Why are we here, Kiki?
Obviously no amount of raucous flackery alone is lure enough to bring the Beautifuls begging for tables. Of course the movers and shakers of Superchic feel… comfortable surrounded by each other. So a clever press agent seeds the house. If Jackie Rogers is here, and Bill Blass, can Barbara Walters be far behind?

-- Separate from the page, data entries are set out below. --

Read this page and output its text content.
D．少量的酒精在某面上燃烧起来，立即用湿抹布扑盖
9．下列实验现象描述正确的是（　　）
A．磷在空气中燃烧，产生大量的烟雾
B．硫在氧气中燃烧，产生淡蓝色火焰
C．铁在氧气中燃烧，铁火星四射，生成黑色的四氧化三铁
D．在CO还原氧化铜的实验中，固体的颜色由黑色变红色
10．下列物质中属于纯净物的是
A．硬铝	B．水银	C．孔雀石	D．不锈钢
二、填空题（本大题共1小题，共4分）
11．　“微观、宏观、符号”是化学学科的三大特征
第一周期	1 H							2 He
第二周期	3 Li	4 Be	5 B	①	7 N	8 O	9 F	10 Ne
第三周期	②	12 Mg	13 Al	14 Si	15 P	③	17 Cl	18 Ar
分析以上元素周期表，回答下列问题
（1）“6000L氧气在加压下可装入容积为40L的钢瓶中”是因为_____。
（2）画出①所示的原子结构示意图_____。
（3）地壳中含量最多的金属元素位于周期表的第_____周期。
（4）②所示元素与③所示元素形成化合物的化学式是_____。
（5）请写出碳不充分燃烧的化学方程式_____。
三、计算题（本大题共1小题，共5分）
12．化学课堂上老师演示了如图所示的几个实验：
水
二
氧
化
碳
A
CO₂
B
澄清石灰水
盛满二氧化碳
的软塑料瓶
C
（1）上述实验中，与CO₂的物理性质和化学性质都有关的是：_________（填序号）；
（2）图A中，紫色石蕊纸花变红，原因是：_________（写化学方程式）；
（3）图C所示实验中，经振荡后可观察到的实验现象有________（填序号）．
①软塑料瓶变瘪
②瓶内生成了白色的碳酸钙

It can’t be the food, Kiki, though the menu – awkwardly handwritten and stuffed into luncheonette vinyl – is a joyful escape from Superchic French cliché with some fine gastronomic notions (that don’t always work). Frankly, your everyday run of movers and shakers care little about la grande cuisine.
Why are we here, Kiki?
Yes, it is frightfully intimate on those cheek-to-cheek taupe Naugahyde suede (of course) tufted (what else?) banquettes. Too close for me, but they do seem to love it. If I were an anthropologist, perhaps I could explain it. Perhaps the Beautiful People are basically lonely or congenital herd-lovers or simply sensuous. See how they press together, so many well-coiffed sardines. They obviously want to touch, to overlap, to glance into Gertrude’s exquisite etched Art Deco mirrors – Narcissa, all flaws fading in the room’s beneficent apricot glow, all action reflected. Pauline Trigère. Galanos. Alexis Smith. Kiki doesn’t miss a thing.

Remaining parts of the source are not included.